By Abby Ohlheiser of the Washington Post

March 1

If you’re a parent of a young child, chances are that someone on Facebook has sent you an alarming post about the “Momo challenge,” a game illustrated by a disturbing photograph of a woman, in which participants are blackmailed into completing increasingly dangerous tasks. Maybe that post says that Momo is the latest “trend.”

Momo was perfectly tuned to set off alarms in the mind of any parent: There’s something online that you don’t know about, and it’s about to kill or traumatize your child. Just one problem: There’s little evidence to confirm that the Momo challenge is real. Although multiple deaths are often attributed to the challenge in warnings about it, none has been confirmed.

The panic over Momo followed a familiar pattern established by other supposedly viral “challenges” — the condom challenge and Tide pod challenge, for example — that caused a lot of hand-wringing but few, if any, documented injuries. The viral spread of this kind of story may say less about the danger these challenges pose to young people and more about the fear that the Internet inspires in parents.

[The ‘Momo Challenge’: A sinister threat to young people or an urban myth?]

On Feb. 17, a parent anonymously sent in a warning about the Momo challenge to a Facebook group for the town of Westhoughton, England. “I’m deeply alarmed I have discovered when I collected [my kid] today … the teacher asked to talk to me. She said [my kid] had made three kids cry by telling them that ‘Momo was going to go into their room at night and kill them.’” The post contained a description of the challenge and urged other parents in town to talk to their kids about bad people online.

That post soon became an article in a local paper. It was then picked up by national tabloids like the Daily Mail and Daily Star. Many of those reports focus on a particularly dark detail from the legend of the challenge: that its ultimate goal is to persuade participants to kill themselves on camera. “Suicide game hits Britain,” read one of the Star’s headlines.

As word of the Momo challenge spread, the Mail followed up with stories advising parents on how to handle it.

As local police stations and parents began picking up on the viral warnings and issuing their own, more legitimate outlets like the BBCalso jumped into the fray. And then, the warnings spread to America. A Florida news station claimed Momo was “the latest trend on social media.” Kim Kardashian shared one of the posts going viral that warned about it.

Whatever their intention, the person who put up the anonymous Westhoughton Facebook post set off a chain of events that made warnings about the Momo challenge go viral — even if there’s little evidence to suggest that the disturbing prank is popular at all among the kids that concerned parents are now rushing to protect. As New York Magazine wrote in an examination of the latest panic, it’s “a little strange that we’re once again talking about Momo in 2019. Strange, but given the way the web works, not that surprising.”

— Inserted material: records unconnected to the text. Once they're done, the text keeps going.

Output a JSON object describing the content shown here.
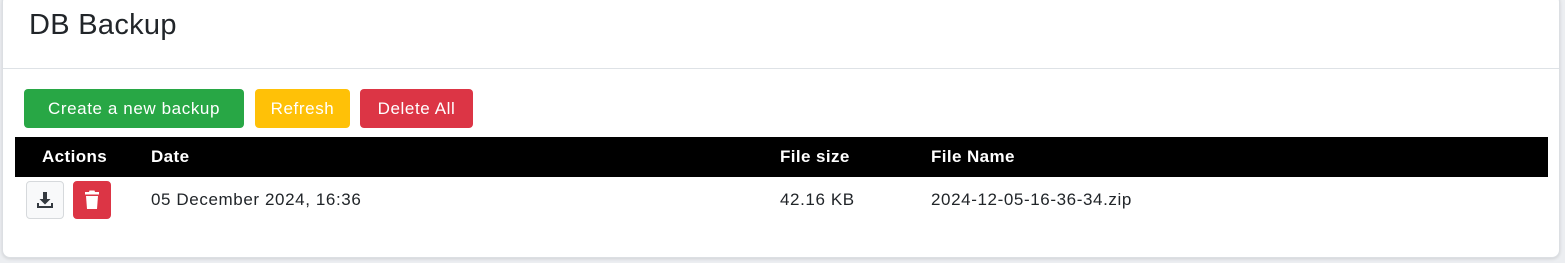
{
  "header": {
    "title": "DB Backup"
  },
  "toolbar": {
    "create_label": "Create a new backup",
    "refresh_label": "Refresh",
    "delete_all_label": "Delete All"
  },
  "table": {
    "columns": [
      "Actions",
      "Date",
      "File size",
      "File Name"
    ],
    "rows": [
      {
        "actions": [
          "download-icon",
          "trash-icon"
        ],
        "date": "05 December 2024, 16:36",
        "size": "42.16 KB",
        "name": "2024-12-05-16-36-34.zip"
      }
    ]
  },
  "colors": {
    "success": "#28a745",
    "warning": "#ffc107",
    "danger": "#dc3545",
    "table_header_bg": "#000000"
  }
}
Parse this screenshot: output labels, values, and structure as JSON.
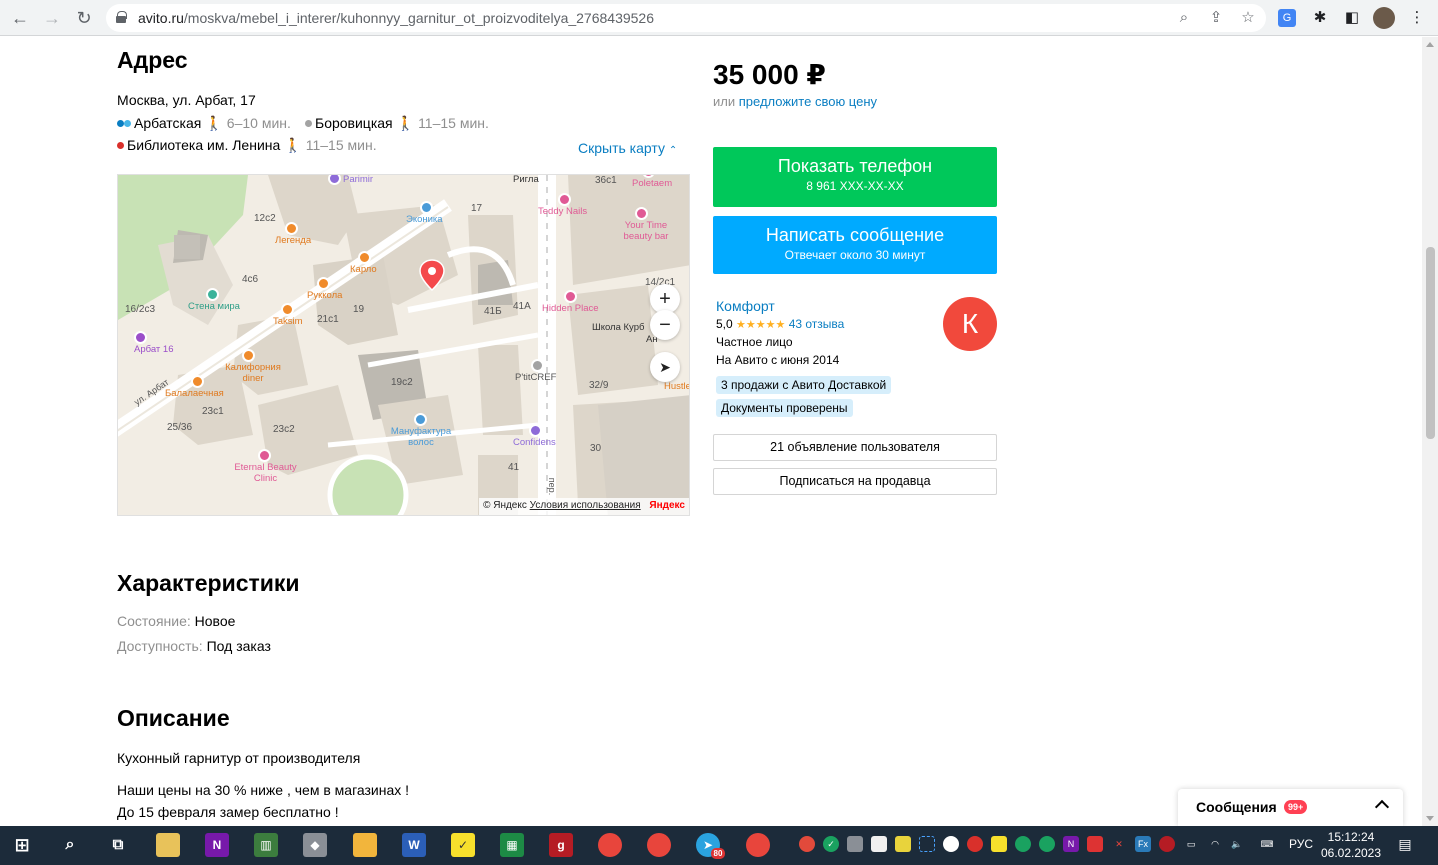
{
  "browser": {
    "url_host": "avito.ru",
    "url_path": "/moskva/mebel_i_interer/kuhonnyy_garnitur_ot_proizvoditelya_2768439526"
  },
  "address": {
    "heading": "Адрес",
    "street": "Москва, ул. Арбат, 17",
    "metro": [
      {
        "name": "Арбатская",
        "time": "6–10 мин.",
        "color": "#0a7ec2"
      },
      {
        "name": "Боровицкая",
        "time": "11–15 мин.",
        "color": "#a3a3a3"
      },
      {
        "name": "Библиотека им. Ленина",
        "time": "11–15 мин.",
        "color": "#d9302b"
      }
    ],
    "hide_map": "Скрыть карту"
  },
  "map": {
    "street_label": "ул. Арбат",
    "lane_label": "пер.",
    "poi": [
      {
        "name": "Parimir",
        "color": "#8e6bd8"
      },
      {
        "name": "Эконика",
        "color": "#4a9bd8"
      },
      {
        "name": "Легенда",
        "color": "#f08b2b"
      },
      {
        "name": "Карло",
        "color": "#f08b2b"
      },
      {
        "name": "Руккола",
        "color": "#f08b2b"
      },
      {
        "name": "Стена мира",
        "color": "#3bb39a"
      },
      {
        "name": "Taksim",
        "color": "#f08b2b"
      },
      {
        "name": "Арбат 16",
        "color": "#9b4ec9"
      },
      {
        "name": "Калифорния diner",
        "color": "#f08b2b"
      },
      {
        "name": "Балалаечная",
        "color": "#f08b2b"
      },
      {
        "name": "Мануфактура волос",
        "color": "#4a9bd8"
      },
      {
        "name": "Eternal Beauty Clinic",
        "color": "#e05a95"
      },
      {
        "name": "Teddy Nails",
        "color": "#e05a95"
      },
      {
        "name": "Your Time beauty bar",
        "color": "#e05a95"
      },
      {
        "name": "Poletaem",
        "color": "#e05a95"
      },
      {
        "name": "Hidden Place",
        "color": "#e05a95"
      },
      {
        "name": "P'titCREF",
        "color": "#8f8f8f"
      },
      {
        "name": "Confidens",
        "color": "#8e6bd8"
      },
      {
        "name": "Школа Курб",
        "color": "#333333"
      },
      {
        "name": "Ригла",
        "color": "#333333"
      },
      {
        "name": "Hustle",
        "color": "#f08b2b"
      },
      {
        "name": "Ан",
        "color": "#333333"
      }
    ],
    "buildings": [
      "12с2",
      "4с6",
      "16/2с3",
      "21с1",
      "19",
      "19с2",
      "23с1",
      "23с2",
      "25/36",
      "17",
      "41Б",
      "41А",
      "32/9",
      "30",
      "41",
      "36с1",
      "14/2с1"
    ],
    "zoom_in": "+",
    "zoom_out": "−",
    "attribution": "© Яндекс",
    "terms": "Условия использования",
    "brand": "Яндекс"
  },
  "characteristics": {
    "heading": "Характеристики",
    "rows": [
      {
        "label": "Состояние:",
        "value": "Новое"
      },
      {
        "label": "Доступность:",
        "value": "Под заказ"
      }
    ]
  },
  "description": {
    "heading": "Описание",
    "lines": [
      "Кухонный гарнитур от производителя",
      "Наши цены на 30 % ниже , чем в магазинах !",
      "До 15 февраля замер бесплатно !"
    ]
  },
  "offer": {
    "price": "35 000 ₽",
    "or": "или",
    "suggest": "предложите свою цену",
    "phone_btn": "Показать телефон",
    "phone_masked": "8 961 XXX-XX-XX",
    "message_btn": "Написать сообщение",
    "reply_time": "Отвечает около 30 минут"
  },
  "seller": {
    "name": "Комфорт",
    "rating": "5,0",
    "stars": "★★★★★",
    "reviews": "43 отзыва",
    "type": "Частное лицо",
    "since": "На Авито с июня 2014",
    "avatar_letter": "К",
    "badges": [
      "3 продажи с Авито Доставкой",
      "Документы проверены"
    ],
    "ads_btn": "21 объявление пользователя",
    "subscribe_btn": "Подписаться на продавца"
  },
  "messages": {
    "title": "Сообщения",
    "count": "99+"
  },
  "taskbar": {
    "lang": "РУС",
    "time": "15:12:24",
    "date": "06.02.2023",
    "badge_count": "80"
  }
}
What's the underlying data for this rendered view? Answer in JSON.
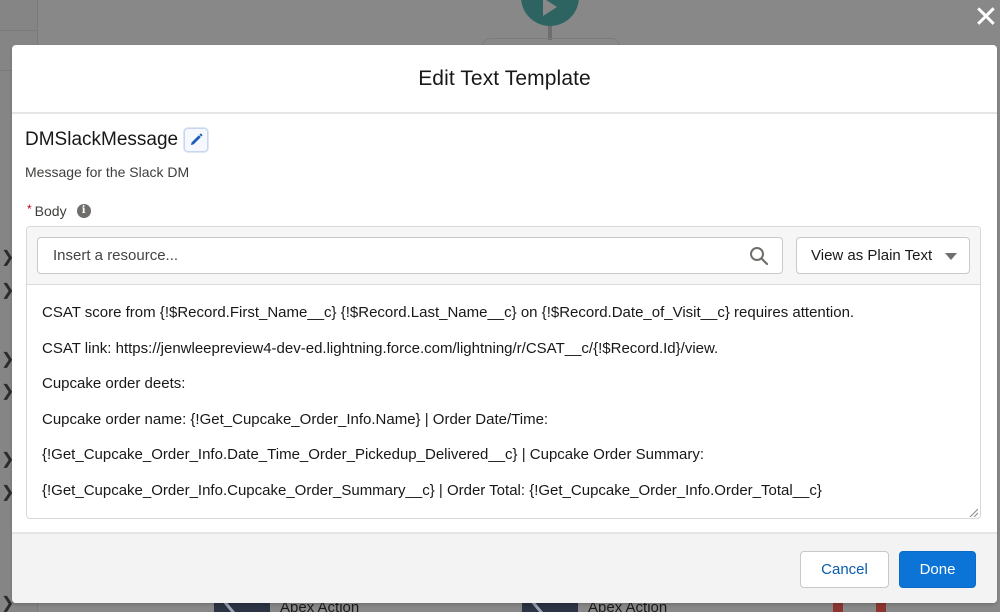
{
  "background": {
    "sidebar_chevrons": [
      "chevron-right",
      "chevron-right",
      "chevron-right",
      "chevron-right",
      "chevron-right",
      "chevron-right",
      "chevron-right"
    ],
    "canvas_nodes": [
      {
        "label": "Apex Action"
      },
      {
        "label": "Apex Action"
      }
    ]
  },
  "overlay": {
    "close_icon": "close-icon"
  },
  "modal": {
    "title": "Edit Text Template",
    "template_name": "DMSlackMessage",
    "edit_icon": "pencil-icon",
    "description": "Message for the Slack DM",
    "body_field": {
      "label": "Body",
      "required_marker": "*",
      "info_icon": "info-icon",
      "resource_search": {
        "value": "",
        "placeholder": "Insert a resource...",
        "icon": "search-icon"
      },
      "view_mode": {
        "selected": "View as Plain Text",
        "icon": "caret-down-icon"
      },
      "lines": [
        "CSAT score from {!$Record.First_Name__c}  {!$Record.Last_Name__c} on {!$Record.Date_of_Visit__c} requires attention.",
        "CSAT link: https://jenwleepreview4-dev-ed.lightning.force.com/lightning/r/CSAT__c/{!$Record.Id}/view.",
        "Cupcake order deets:",
        "Cupcake order name: {!Get_Cupcake_Order_Info.Name} | Order Date/Time:",
        "{!Get_Cupcake_Order_Info.Date_Time_Order_Pickedup_Delivered__c} | Cupcake Order Summary:",
        "{!Get_Cupcake_Order_Info.Cupcake_Order_Summary__c} | Order Total:  {!Get_Cupcake_Order_Info.Order_Total__c}"
      ]
    },
    "footer": {
      "cancel_label": "Cancel",
      "done_label": "Done"
    },
    "colors": {
      "brand_blue": "#0b74d6",
      "link_blue": "#0b5cab",
      "required_red": "#ba0517"
    }
  }
}
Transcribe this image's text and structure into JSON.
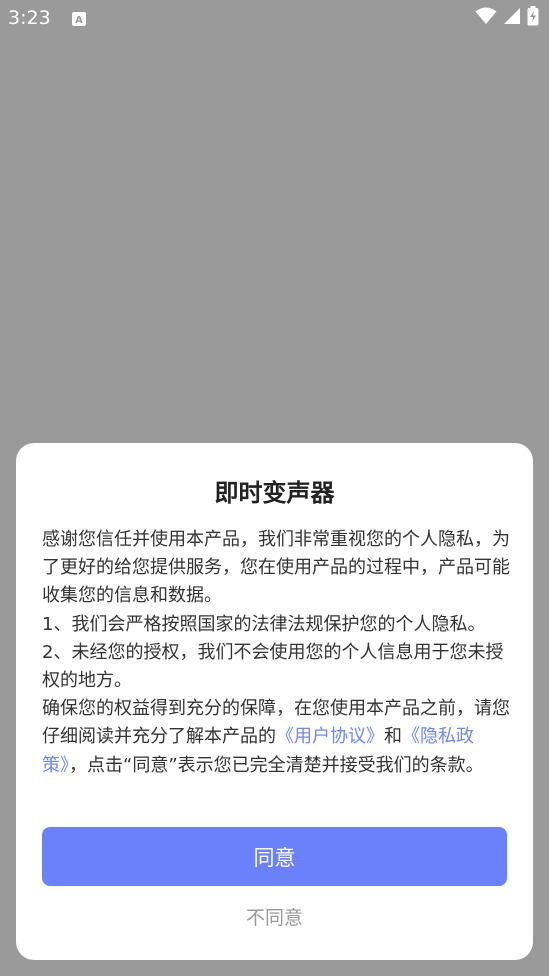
{
  "status_bar": {
    "time": "3:23",
    "icons": [
      "notification-a-icon",
      "wifi-icon",
      "signal-icon",
      "battery-charging-icon"
    ]
  },
  "dialog": {
    "title": "即时变声器",
    "intro": "感谢您信任并使用本产品，我们非常重视您的个人隐私，为了更好的给您提供服务，您在使用产品的过程中，产品可能收集您的信息和数据。",
    "point1": "1、我们会严格按照国家的法律法规保护您的个人隐私。",
    "point2": "2、未经您的授权，我们不会使用您的个人信息用于您未授权的地方。",
    "closing_prefix": "确保您的权益得到充分的保障，在您使用本产品之前，请您仔细阅读并充分了解本产品的",
    "user_agreement_link": "《用户协议》",
    "and": "和",
    "privacy_policy_link": "《隐私政策》",
    "closing_suffix": "，点击“同意”表示您已完全清楚并接受我们的条款。",
    "agree_label": "同意",
    "disagree_label": "不同意"
  },
  "colors": {
    "overlay": "#9a9a9a",
    "accent": "#6b81fb",
    "link": "#6d87f5",
    "secondary_text": "#9a9a9a"
  }
}
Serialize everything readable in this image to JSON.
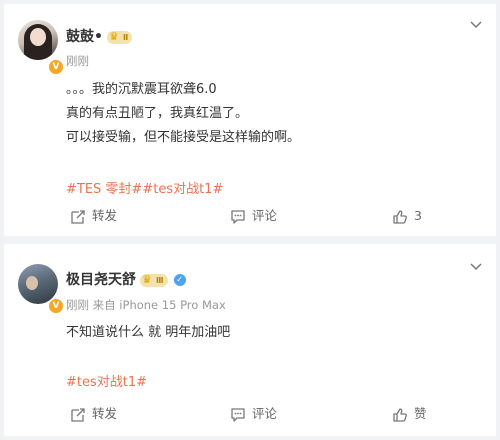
{
  "posts": [
    {
      "username": "鼓鼓•",
      "level": "Ⅱ",
      "meta": "刚刚",
      "lines": [
        "。。。我的沉默震耳欲聋6.0",
        "真的有点丑陋了，我真红温了。",
        "可以接受输，但不能接受是这样输的啊。"
      ],
      "tags": "#TES 零封##tes对战t1#",
      "repost_label": "转发",
      "comment_label": "评论",
      "like_label": "3",
      "icons": [
        "avatar",
        "v-badge",
        "more-chevron-icon",
        "repost-icon",
        "comment-icon",
        "like-icon"
      ]
    },
    {
      "username": "极目尧天舒",
      "level": "Ⅲ",
      "meta": "刚刚  来自 iPhone 15 Pro Max",
      "lines": [
        "不知道说什么 就 明年加油吧"
      ],
      "tags": "#tes对战t1#",
      "repost_label": "转发",
      "comment_label": "评论",
      "like_label": "赞",
      "icons": [
        "avatar",
        "v-badge",
        "blue-verified-icon",
        "more-chevron-icon",
        "repost-icon",
        "comment-icon",
        "like-icon"
      ]
    }
  ],
  "colors": {
    "tag": "#eb7350",
    "meta": "#999999",
    "background": "#f1f2f5"
  }
}
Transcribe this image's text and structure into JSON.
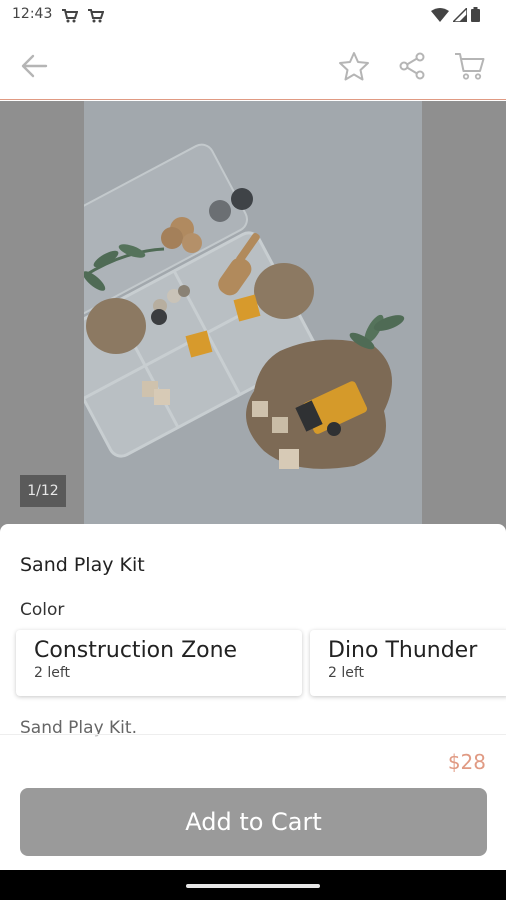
{
  "status_bar": {
    "time": "12:43",
    "icons": [
      "cart-notification-icon",
      "cart-notification-icon",
      "wifi-icon",
      "signal-icon",
      "battery-icon"
    ]
  },
  "app_bar": {
    "icons": [
      "back-arrow-icon",
      "star-icon",
      "share-icon",
      "cart-icon"
    ],
    "accent_color": "#e09a83"
  },
  "gallery": {
    "page_indicator": "1/12"
  },
  "product": {
    "title": "Sand Play Kit",
    "color_label": "Color",
    "options": [
      {
        "name": "Construction Zone",
        "stock": "2 left"
      },
      {
        "name": "Dino Thunder",
        "stock": "2 left"
      }
    ],
    "description": "Sand Play Kit.",
    "price": "$28",
    "add_to_cart_label": "Add to Cart"
  },
  "colors": {
    "price": "#e09a83",
    "button": "#9a9a9a"
  }
}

Momo has spread online not as a viral threat to children, but as a panic-induced news topic about a perceived viral threat to children. And like many viral challenges, Momo has spread on kernels of truth about the real dangers of the Internet for young children, appended to a repeated pattern of bad reporting on dangerous viral trends targeting children — which often turn out to be not trending at all.

Last year, a viral panic about the condom challenge spread through Parent Internet, warning about a “trend” encouraging kids to snort a condom up their nose and pull it out of their mouths to get views on social media. The Post traced the origins of that story, which generated headlines across the country, to a presentation attended by a small group of San Antonio parents in March 2018.

The presentation mentioned the condom challenge as an example of a dangerous viral teen challenge. Educators in San Antonio gave the same presentations for years. But on this date, a local news crew was present. Their report on the presentation was then aggregated by news outlets across the country, who focused in on the condom challenge and deemed it “every parent’s worst nightmare,” “the latest dangerous social media trend” and “trending” among teens.

[The condom challenge wasn’t the latest teen craze. Here’s how it went viral anyway.]

It wasn’t trending. Instead, The condom challenge was briefly popular on YouTube in 2013, thanks to a couple viral videos of people attempting it. The Post found no evidence that anyone on YouTube had tried the challenge for years. Instead, search results were full of videos warning about it. The same pattern has been repeated with the Tide pod challenge, the deodorant challenge and, to some extent, the Bird Box challenge.

Momo is similar: It is true that an extremely creepy image of a woman with bulging eyes and black hair has become a modern monster of online culture, one that has been in and out of the news cycle as reports and warnings pop up about the challenge. But the details that bolster its legend as something parents should be worried about don’t hold up. As The Post reported in September, when the challenge previously made the news, three deaths are often attributed to the challenge, but none of those reports has a proven connection.

Another warning, posted first to Facebook and then reposted to Twitter (where it has tens of thousands of retweets) claims that videos showing Momo are rampant on YouTube and YouTube Kids: “It doesn’t come on instantly so it’s almost as if it waits for you to leave the room then comes on in mid show. It’s been seen on Peppa Pig, LOL DOLL, those surprise eggs, and a few others.” But when The Post attempted to find any of these videos, we came up short. Instead, several popular YouTube videos warned about the possibility of a Momo scare in videos targeting kids. In others promising to show “proof” the rumors were real, the proof was often less than convincing.

But this warning, too, feeds off real concerns about what children are exposed to on YouTube. The Post reported earlier this week on parentswho were finding disturbing, violent clips spliced into videos targeted to children on the platform. But there’s no evidence that Momo videos trying to trick children into self harm are viral on YouTube or YouTube Kids. If they exist at all, they’re extremely hard to find. In a statement, YouTube also denied that Momo was spreading across their platform.

[A pediatrician exposes suicide tips for children hidden in videos on YouTube and YouTube Kids]

“After much review, we’ve seen no recent evidence of videos promoting the Momo Challenge on YouTube,” the statement reads. “Videos encouraging harmful and dangerous challenges are clearly against our policies, the Momo challenge included. Despite press reports of this challenge surfacing, we haven’t had any recent links flagged or shared with us from YouTube that violate our Community Guidelines.”

YouTube also announced that it would demonetize (or prohibit ads on) all videos about the Momo Challenge, including those from news organizations and YouTube creators commenting on the spread of the panic, the Verge reported.

As the Guardian noted, one of the more disturbing things about Momo’s viral spread as a warning to parents is the seriousness of the underlying topic of suicide. Samaritans, a Britain-based suicide prevention organization, told the Guardian that they were concerned all the coverage of the Momo challenge was “raising the risk of harm” for vulnerable people. “These stories being highly publicised and starting a panic means vulnerable people get to know about it and that creates a risk.”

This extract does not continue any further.